What is required is that the Employer avoid random and completely inconsistent disciplinary practices. In other words, there should not be unfair distinctions made in the discipline accorded to individuals who have committed substantively similar offenses, with similar prior records, etc. There is no evidence of the other teacher's prior record and evaluations, etc. Thus, there is just not enough evidence surrounding the prior incident of drunk driving to conclude these cases are so much alike that the District's treatment of Weasler is unfair. Thus, the undersigned believes the District was not required to treat Weasler as it did the other teacher. Furthermore, merely because one person's inappropriate, criminal misconduct does not result in discharge, the next individual cannot assume he/she will be so fortunate.

The final question is whether Weasler's 27 years of employment in the District mitigate against his discharge? In this case, I don't believe so. This was serious misconduct that received local publicity that shed a negative light on both the District and Weasler. It also had the affect of undermining his role model status, and created the appearance that he was not supportive of the District's attempt to instill in students that marijuana use is inappropriate. Because teachers are held to higher standards of conduct than others, his actions compromised his role model status in the eyes of the District to such an extent that they believed he was no longer employable.
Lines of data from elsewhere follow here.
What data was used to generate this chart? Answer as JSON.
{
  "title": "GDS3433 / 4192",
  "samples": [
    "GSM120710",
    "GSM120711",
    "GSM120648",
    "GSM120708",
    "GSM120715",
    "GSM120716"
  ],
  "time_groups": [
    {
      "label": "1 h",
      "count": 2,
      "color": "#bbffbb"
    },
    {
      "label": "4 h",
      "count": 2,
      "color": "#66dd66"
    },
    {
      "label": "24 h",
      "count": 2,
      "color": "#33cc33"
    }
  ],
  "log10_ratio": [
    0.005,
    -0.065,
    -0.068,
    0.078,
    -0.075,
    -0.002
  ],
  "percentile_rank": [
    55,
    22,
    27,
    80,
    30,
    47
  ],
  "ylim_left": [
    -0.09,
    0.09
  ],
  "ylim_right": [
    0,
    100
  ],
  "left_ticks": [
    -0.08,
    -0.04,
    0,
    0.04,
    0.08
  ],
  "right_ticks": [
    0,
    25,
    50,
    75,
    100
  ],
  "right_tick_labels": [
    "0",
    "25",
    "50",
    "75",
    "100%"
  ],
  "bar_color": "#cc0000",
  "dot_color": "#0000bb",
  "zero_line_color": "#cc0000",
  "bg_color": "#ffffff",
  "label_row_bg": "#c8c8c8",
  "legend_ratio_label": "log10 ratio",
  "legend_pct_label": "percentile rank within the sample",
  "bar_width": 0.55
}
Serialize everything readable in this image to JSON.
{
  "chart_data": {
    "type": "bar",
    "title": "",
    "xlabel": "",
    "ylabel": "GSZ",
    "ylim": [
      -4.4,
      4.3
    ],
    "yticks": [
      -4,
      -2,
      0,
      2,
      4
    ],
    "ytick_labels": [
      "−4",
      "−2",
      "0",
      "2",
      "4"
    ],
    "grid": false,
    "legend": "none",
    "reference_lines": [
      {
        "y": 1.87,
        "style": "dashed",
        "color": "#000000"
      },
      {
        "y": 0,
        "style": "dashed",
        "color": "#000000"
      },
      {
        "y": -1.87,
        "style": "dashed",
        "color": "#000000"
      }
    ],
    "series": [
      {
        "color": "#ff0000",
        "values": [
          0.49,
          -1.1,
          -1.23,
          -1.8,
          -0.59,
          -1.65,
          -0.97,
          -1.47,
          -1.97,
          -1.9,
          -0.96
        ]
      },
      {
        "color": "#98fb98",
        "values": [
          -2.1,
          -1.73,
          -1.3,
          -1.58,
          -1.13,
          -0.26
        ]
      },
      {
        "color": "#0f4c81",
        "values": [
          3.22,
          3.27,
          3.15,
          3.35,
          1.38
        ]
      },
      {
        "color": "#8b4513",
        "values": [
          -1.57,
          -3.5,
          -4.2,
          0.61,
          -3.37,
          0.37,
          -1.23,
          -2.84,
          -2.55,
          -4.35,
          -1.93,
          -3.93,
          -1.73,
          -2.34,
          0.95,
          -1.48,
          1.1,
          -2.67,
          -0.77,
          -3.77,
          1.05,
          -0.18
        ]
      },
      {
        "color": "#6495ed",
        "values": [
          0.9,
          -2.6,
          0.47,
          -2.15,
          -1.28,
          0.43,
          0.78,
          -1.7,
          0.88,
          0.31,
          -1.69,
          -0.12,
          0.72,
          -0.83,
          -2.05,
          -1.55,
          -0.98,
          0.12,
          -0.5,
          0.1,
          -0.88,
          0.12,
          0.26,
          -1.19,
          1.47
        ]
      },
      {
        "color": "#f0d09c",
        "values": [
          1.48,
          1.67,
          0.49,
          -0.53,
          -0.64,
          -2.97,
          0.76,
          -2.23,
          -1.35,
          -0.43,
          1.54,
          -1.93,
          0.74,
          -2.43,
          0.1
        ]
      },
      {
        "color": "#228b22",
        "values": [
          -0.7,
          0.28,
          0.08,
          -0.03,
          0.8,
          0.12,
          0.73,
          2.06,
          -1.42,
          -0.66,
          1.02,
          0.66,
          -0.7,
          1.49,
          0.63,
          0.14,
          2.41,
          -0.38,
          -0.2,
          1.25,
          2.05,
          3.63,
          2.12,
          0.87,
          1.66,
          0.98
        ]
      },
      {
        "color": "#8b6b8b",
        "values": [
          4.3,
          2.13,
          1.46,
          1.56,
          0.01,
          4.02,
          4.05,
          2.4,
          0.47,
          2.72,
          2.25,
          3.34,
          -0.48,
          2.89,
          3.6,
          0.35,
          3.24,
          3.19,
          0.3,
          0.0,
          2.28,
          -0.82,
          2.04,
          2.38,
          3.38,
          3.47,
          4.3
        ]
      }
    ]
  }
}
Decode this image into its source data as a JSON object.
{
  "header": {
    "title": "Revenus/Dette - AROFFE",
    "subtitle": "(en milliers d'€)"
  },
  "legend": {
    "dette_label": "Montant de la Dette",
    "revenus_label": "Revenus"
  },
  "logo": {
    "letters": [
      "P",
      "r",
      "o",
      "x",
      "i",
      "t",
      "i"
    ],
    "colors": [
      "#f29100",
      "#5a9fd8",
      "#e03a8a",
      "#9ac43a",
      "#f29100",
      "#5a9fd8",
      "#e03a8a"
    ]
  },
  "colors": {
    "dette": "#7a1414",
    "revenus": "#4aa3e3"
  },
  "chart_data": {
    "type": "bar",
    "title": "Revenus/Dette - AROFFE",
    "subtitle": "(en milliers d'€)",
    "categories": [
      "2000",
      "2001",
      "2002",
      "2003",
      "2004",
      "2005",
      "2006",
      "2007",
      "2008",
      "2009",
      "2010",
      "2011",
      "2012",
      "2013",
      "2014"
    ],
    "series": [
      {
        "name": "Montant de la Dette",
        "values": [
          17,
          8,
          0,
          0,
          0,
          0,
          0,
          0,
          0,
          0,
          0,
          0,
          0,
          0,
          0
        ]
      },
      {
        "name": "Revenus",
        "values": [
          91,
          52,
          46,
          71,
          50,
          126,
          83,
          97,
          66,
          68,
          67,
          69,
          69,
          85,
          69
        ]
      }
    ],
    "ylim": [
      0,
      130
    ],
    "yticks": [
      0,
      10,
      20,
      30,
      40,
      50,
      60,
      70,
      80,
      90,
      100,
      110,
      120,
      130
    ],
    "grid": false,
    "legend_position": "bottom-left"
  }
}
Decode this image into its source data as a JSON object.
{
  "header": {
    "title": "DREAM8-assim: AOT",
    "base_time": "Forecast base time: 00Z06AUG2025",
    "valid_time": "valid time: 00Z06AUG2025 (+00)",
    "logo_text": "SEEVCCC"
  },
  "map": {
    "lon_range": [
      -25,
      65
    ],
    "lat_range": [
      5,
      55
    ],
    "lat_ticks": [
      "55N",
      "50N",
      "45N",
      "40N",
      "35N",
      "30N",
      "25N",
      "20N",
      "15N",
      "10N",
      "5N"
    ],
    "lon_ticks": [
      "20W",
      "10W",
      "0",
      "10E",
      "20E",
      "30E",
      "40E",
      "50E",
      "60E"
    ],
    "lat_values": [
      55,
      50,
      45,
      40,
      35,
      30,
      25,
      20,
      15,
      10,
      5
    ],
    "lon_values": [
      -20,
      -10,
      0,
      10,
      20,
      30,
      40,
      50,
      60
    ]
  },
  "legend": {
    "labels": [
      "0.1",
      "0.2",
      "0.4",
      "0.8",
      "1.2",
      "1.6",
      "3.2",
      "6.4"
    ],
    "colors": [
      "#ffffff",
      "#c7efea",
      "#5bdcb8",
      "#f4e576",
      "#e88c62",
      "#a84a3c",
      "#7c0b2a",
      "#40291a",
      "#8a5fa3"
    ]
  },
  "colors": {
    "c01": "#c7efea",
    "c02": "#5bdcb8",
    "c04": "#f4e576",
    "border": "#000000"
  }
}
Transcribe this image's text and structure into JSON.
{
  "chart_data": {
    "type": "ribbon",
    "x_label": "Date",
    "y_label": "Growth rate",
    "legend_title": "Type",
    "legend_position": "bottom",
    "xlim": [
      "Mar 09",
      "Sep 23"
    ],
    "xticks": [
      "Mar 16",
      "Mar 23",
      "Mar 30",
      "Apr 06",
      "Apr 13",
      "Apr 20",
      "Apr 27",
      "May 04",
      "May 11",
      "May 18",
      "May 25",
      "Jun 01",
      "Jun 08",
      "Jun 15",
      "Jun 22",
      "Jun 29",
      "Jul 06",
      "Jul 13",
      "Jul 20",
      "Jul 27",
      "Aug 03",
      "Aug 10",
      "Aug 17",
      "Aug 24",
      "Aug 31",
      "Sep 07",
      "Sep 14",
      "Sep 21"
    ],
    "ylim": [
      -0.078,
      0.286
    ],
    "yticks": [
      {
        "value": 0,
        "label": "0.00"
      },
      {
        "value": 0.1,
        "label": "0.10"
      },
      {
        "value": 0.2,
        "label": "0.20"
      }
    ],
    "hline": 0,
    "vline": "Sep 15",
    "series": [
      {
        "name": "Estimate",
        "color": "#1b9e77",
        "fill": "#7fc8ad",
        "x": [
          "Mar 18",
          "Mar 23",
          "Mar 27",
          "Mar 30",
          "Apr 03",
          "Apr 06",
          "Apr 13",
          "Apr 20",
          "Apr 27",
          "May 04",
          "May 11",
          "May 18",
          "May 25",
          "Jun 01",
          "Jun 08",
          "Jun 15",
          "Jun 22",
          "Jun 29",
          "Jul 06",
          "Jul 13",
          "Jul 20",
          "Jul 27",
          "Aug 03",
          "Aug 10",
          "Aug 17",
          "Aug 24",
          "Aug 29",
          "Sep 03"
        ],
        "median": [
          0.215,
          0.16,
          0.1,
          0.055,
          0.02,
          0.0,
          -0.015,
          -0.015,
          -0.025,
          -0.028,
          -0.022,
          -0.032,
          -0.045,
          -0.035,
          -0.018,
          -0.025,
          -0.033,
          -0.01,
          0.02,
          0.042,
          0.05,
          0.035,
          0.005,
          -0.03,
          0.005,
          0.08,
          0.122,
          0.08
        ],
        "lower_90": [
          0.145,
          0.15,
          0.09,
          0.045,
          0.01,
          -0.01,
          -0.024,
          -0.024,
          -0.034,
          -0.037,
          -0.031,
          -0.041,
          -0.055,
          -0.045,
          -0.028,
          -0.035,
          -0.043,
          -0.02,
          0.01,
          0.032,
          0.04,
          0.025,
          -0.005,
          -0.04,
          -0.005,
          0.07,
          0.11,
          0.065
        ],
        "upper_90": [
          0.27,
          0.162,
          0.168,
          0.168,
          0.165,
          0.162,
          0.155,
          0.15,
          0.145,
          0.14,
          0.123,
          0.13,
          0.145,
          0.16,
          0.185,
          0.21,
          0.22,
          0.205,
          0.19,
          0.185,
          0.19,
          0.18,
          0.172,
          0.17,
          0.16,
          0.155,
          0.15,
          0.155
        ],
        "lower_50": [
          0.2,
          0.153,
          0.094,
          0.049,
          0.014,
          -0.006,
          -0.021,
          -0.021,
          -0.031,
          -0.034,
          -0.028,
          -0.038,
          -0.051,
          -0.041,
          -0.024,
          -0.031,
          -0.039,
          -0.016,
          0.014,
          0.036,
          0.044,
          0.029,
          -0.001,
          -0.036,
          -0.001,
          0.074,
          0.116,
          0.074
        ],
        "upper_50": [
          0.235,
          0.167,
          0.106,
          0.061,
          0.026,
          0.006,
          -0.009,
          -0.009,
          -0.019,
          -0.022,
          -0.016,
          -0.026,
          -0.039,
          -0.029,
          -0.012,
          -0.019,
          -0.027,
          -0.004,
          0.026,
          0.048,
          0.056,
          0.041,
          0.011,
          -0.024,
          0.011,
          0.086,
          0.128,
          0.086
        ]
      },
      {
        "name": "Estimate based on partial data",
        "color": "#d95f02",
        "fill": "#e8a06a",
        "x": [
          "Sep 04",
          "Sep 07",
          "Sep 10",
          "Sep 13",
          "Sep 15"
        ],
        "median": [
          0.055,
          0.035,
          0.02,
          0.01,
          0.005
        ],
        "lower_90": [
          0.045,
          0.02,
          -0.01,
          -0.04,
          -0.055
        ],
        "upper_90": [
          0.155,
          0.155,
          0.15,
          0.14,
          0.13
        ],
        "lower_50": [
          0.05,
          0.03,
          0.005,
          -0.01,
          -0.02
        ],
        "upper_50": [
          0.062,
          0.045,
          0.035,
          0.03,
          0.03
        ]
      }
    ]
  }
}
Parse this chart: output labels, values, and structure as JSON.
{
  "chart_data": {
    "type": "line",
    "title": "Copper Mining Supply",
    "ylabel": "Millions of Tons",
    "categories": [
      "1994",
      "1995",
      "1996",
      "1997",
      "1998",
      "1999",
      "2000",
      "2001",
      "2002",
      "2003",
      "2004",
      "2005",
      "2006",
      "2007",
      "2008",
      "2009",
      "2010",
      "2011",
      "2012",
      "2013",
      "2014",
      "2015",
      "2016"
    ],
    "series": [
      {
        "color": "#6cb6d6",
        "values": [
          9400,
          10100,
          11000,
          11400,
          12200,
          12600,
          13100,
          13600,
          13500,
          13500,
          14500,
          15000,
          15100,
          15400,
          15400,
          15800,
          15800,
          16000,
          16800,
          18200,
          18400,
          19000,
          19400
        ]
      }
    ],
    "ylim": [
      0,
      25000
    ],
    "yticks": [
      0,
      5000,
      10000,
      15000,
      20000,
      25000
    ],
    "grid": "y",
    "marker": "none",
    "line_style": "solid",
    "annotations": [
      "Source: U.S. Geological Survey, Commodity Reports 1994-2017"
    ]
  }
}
Clearly, that was a subjective determination, but one that was supported by the testimony of District parents and taxpayers. Therefore, the undersigned is persuaded the District established it had just cause to terminate Weasler.

Based upon the foregoing and the record as a whole, the undersigned enters the following


The District did have just cause to terminate music teacher Weasler pursuant to Article VI, B of the parties' collective bargaining agreement. Therefore, the grievance is denied. (1)

Dated at Madison, Wisconsin, this 28th day of August, 1997.

By Thomas L. Yaeger /s/

Thomas L. Yaeger, Arbitrator

1. The undersigned was advised by the parties on August 27, 1997, that Weasler pled no contest to one charge of keeping a dwelling which is resorted to by persons using controlled substances.